Le surlendemain, après une visite houleuse à son boss, Nora s’était envolée. Elle laissait derrière elle tout ce qui avait composé sa vie depuis cette rencontre au concert des Pretenders. Le côté matériel n’avait pas d’importance, tout se remplaçait, au contraire d’une liberté qu’elle savait contrainte. Partout où elle irait, une étiquette pendrait dans son dos, elle suspecterait la moindre personne et se méfierait de tout le monde. Cela avait commencé à Rome. Pas un jour, pas une nuit, sans qu’elle ait cru perdre la tête à force de se retourner au bruit des sirènes et des paroles parfois fortes des Italiens. Le même scénario s’était reproduit sur la Riviera, puis au Maroc, et, six mois plus tard, en Afrique du Sud. Là, alors qu’elle se morfondait dans une chambre d’hôtel, elle avait pris conscience que James ne dévoilerait pas son acte tant qu’elle ne remettrait pas les pieds en Angleterre. Quelque temps après, un avion l’avait conduite dans les Caraïbes, à Saint-Martin. Nora y avait repris goût à la vie et y coulait des jours insouciants, mais sans fin. Quelques semaines avaient suffi pour qu’elle se lasse du sable fin et de son oisiveté. L’action lui manquait. Alors, lorsque son boss l’avait contacté pour une mission, et tout en feignant de ne pas être intéressée, elle avait souri. Puis, quand il avait écrit le nom de Buclock, elle avait sauté de son transat et bouclé sa valise.

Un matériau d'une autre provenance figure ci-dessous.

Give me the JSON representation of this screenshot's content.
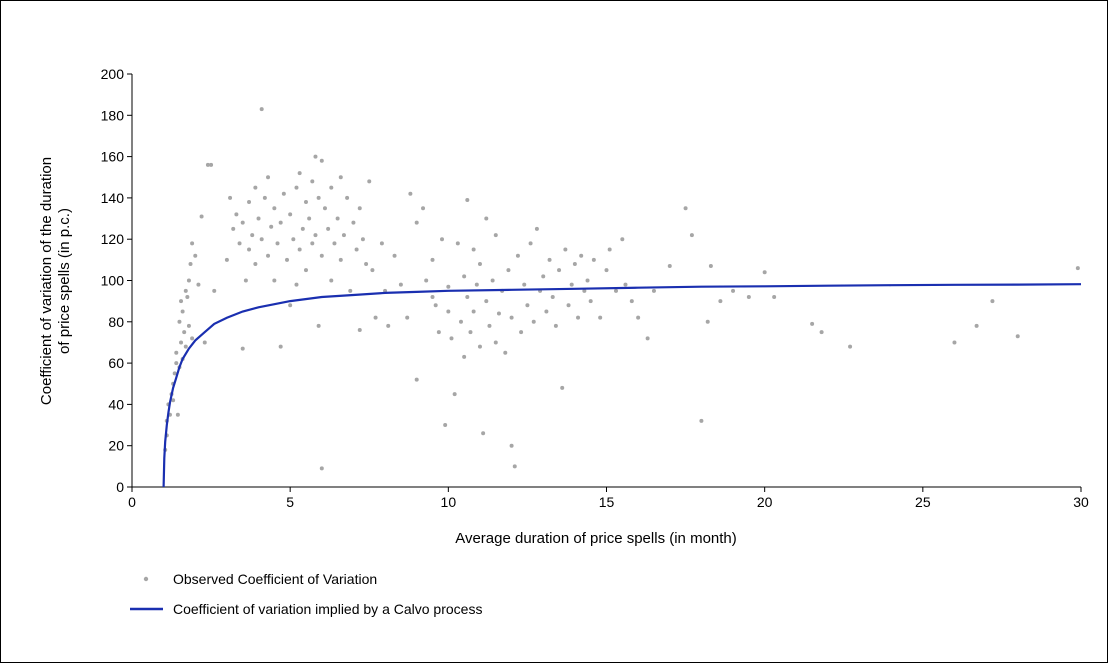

« Le Ventrouillard » ! Elle l’avait repéré à sa descente d’avion à Édimbourg et avait tenté de le semer dans les couloirs de l’aéroport en marchant vite. Peine perdue ! C’est vrai qu’il n’abandonnait jamais. Le commandant la connaissait bien. Il savait, qu’au plus petit doute, elle fausserait compagnie au lot de malfrats, résultat de l’interrogatoire acquis ou pas. Elle aurait dû se douter qu’il la collerait dès le départ, mais, perdue dans ses réflexions, elle n’y avait prêté garde. Après avoir récupéré sa voiture, elle l’avait attendu au rond point avant l’autoroute, puis avait pris la direction de Skye.

Si Ayla n’avait pas parlé, son ordinateur portable contenait la solution. La photo de la page d’accueil représentait le château de Duntulm sous les rayons de l’aurore. Par bêtise, elle n’avait jamais voulu y accompagner Kyle, les vieilles pierres l’ennuyaient, mais jamais il n’avait dit que les décombres appartenaient à la famille de sa femme, et donc à sa fille. Son boss le lui avait confirmé. Il avait ajouté aussi que les ruines avaient été passées au peigne fin par Carlington, sans résultat. Peut-être que s’il avait cherché au bon endroit… En regardant de plus près le cliché, elle avait remarqué une ombre derrière ce qui s’apparentait à une stèle. Une sorte de passage dissimulé par de hautes herbes et un tas de pierres. Intriguée, elle avait cherché dans le fichier des photos de Ayla, afin de voir si d’autres clichés représentait la même scène. C’était le seul. Les propriétés de la photo indiquaient la date et l’heure de la prise de vue : 21 mars 2013 6 :45:00. le jour du printemps, celui aussi de la naissance de Evra et de sa fille. Elle en avait déduit qu’à cette heure précise et seulement ce jour, le premier rayon du soleil rendait visible l’emplacement secret où les Conwell accouchaient.